Cette première expérience où Frère Basile fait preuve d'habilité conduit Léar à lui proposer de " composer des saynètes et de les réaliser avec ses apprentis " (Anon., 300). L'historien Guillaume-Michel Coissac, à plusieurs reprises, a raconté comment ces vues étaient réalisées. Dans La Vie catholique (cité dans Anon., 300-301), il évoque ces tournages :

Le Frère Basile y consentit. Il imagina de petites scènes très simples, qui étaient alors le dernier mot du cinéma. Les bandes n'avaient pas plus de 20 mètres. Les répétitions avaient lieu dans la cour et lorsque tous les artistes, sans exception, vivaient pleinement leur rôle, Lear enregistrait, de façon à donner l'illusion d'une scène réelle de l'existence quotidienne.
Pour créer l'ambiance, le Frère Basile usait de toutes les circonstances favorables. Des maçons exécutaient-ils des réparations dans la cour de l'école, ils devenaient les acteurs d'un petit film : Le Lecteur distrait.
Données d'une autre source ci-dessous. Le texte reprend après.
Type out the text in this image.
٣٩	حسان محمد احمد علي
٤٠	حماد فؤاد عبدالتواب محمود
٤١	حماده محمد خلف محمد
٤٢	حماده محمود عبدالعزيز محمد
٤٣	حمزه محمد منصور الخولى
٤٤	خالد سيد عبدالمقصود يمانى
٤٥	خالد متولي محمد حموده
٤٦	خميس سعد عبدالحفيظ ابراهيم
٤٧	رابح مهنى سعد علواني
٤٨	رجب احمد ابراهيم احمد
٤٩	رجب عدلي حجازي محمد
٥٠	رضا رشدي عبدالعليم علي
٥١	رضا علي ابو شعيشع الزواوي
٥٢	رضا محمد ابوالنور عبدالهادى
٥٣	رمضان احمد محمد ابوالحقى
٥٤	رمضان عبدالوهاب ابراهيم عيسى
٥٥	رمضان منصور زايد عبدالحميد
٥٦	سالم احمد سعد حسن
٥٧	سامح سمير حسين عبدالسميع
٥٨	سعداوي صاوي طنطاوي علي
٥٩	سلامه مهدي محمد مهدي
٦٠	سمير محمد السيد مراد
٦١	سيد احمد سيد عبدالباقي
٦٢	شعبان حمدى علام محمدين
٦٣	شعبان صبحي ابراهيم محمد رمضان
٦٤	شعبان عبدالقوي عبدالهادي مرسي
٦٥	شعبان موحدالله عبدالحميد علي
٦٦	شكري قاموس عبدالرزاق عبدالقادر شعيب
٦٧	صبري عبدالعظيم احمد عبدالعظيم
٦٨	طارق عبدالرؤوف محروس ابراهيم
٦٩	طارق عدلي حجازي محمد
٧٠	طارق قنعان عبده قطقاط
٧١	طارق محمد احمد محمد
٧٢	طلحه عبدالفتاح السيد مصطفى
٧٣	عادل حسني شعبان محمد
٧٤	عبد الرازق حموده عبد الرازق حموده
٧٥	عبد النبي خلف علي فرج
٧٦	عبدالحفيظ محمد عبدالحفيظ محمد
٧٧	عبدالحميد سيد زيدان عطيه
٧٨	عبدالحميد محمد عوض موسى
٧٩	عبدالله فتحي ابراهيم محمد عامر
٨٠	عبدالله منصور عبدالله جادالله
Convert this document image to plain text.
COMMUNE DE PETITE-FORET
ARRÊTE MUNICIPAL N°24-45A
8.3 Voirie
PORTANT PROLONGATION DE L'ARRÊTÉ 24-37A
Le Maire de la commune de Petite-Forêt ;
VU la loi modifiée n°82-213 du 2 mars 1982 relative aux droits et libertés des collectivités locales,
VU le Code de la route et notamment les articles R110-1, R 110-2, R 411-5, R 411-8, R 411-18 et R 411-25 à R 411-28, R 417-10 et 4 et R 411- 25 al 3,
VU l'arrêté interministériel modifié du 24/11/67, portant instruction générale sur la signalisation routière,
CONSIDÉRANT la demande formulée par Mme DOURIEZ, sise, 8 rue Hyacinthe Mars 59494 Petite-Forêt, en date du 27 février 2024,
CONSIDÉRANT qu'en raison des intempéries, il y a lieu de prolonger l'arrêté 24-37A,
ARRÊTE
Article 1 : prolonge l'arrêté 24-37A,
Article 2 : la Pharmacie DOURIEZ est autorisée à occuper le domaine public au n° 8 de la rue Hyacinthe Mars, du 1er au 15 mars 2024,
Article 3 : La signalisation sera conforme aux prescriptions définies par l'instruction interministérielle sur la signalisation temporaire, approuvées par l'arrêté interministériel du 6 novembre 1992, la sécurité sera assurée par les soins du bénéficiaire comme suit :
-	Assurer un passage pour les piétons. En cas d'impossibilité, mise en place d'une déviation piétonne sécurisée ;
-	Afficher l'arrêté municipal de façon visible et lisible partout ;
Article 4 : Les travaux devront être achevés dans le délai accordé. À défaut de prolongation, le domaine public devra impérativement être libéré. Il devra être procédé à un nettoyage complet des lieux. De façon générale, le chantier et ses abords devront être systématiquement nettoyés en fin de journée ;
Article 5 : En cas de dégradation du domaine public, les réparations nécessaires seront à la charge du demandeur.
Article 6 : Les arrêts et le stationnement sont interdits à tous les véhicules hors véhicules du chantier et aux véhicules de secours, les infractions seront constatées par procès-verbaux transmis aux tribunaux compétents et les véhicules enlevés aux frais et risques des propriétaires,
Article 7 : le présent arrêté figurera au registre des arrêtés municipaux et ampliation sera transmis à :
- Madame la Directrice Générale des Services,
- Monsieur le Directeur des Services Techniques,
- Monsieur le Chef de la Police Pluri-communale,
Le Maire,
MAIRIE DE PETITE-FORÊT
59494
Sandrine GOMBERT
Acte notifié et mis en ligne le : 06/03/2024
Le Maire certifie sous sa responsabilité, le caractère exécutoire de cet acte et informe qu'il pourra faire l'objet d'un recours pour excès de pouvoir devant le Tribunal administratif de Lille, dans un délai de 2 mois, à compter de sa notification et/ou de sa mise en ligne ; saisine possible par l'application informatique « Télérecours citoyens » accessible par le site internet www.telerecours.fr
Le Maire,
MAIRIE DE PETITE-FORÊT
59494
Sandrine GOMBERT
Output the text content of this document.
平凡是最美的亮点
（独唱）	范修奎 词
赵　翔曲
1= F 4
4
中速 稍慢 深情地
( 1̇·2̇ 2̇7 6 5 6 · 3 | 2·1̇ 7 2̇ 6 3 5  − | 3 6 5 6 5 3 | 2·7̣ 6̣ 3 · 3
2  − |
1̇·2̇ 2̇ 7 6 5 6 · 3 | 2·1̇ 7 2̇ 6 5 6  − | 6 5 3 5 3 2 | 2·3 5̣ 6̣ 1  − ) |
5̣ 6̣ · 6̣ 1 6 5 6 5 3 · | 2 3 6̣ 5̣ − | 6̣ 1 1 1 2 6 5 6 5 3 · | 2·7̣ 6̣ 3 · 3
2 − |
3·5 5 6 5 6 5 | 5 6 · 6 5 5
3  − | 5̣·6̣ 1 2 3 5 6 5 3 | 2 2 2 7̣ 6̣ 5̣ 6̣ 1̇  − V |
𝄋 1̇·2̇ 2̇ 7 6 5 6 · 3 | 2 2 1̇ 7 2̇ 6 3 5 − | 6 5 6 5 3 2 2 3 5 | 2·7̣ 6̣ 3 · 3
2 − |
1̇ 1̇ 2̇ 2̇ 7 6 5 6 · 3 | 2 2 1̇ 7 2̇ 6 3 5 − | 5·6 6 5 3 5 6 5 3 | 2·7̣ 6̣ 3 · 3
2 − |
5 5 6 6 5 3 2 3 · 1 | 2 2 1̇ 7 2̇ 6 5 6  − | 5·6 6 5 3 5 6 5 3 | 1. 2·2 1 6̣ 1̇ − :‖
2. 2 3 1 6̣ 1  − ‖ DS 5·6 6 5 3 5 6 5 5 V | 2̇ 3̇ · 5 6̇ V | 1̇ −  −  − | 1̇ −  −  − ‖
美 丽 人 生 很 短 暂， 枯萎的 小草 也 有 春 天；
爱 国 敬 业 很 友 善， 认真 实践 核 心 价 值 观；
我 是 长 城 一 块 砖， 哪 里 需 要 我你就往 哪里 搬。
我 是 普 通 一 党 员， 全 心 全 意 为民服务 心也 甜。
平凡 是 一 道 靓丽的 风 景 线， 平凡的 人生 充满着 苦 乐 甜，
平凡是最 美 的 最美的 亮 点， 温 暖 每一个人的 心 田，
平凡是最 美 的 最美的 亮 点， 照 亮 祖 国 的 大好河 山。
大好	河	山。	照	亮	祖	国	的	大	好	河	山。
Tandis que les ouvriers gâchaient le mortier, un des acteurs du cher Frère passait, absorbé dans la lecture de son journal : les maçons se moquaient de lui, qui ne les voyait pas, et lui aspergeait d'eau son journal. Le distrait, rappelé subitement à la réalité, s'emportait tumultueusement et, de fureur, s'en allait trébucher en plein dans le mortier, tandis que les ouvriers se tordaient de rire.
Le Frère Basile composa ainsi pour Lear une douzaine de films, dont voici quelques titres : L'Aveugle, L'OrdonnanceLa Bataille d'oreillersToto aéronauteL'ApprentiL'Arroseur arrosé, réplique du fameux film de Lumière, mais en beaucoup mieux...


Anon., p. 300-301.

Le frère Basile ne consacre que quelques mois à ses activités cinématographiques avant d'y renoncer définitivement. Vers la fin de l'année 1897, Albert Kirchner dit Léar vend sa production à Léon Gaumont.

Le 7 juillet 1904, la loi interdisant aux congréganistes tout enseignement en France est votée à la Chambre des députés. Henri Levesque abandonne Saint-Nicolas, et devient directeur, en costume civil, du pensionnat de Buzenval (1904-1905). Grâce à la création d'un cours destiné à la formation des maîtres chrétiens laïques, les Petits-Novices sont remplacés, peu à peu, par les Normaliens. il reprend, dès 1905, l'établissement d'Issy (1905-1911). En 1911, il devient Directeur Général des quatre écoles de Saint-Nicolas, poste qu'il occupe jusqu'en 1930. En 1932, à la suite d'un accident de voiture, Henri Levesque (Frère Basile-Joseph) décède à l'Hôtel-Dieu de Chartres. Il est enterré au cimetière de Louveciennes.

Bibliographie

ANON., Henri Levesque (Frère Basile-Joseph) 1858-1933, Paris, Librairie Générale de l'Enseignement Libre, 1933, 382 p. 

SADOUL Georges, L'invention du cinéma, 1832-1897, Paris, Éditions Denoël, 1946, 364 p.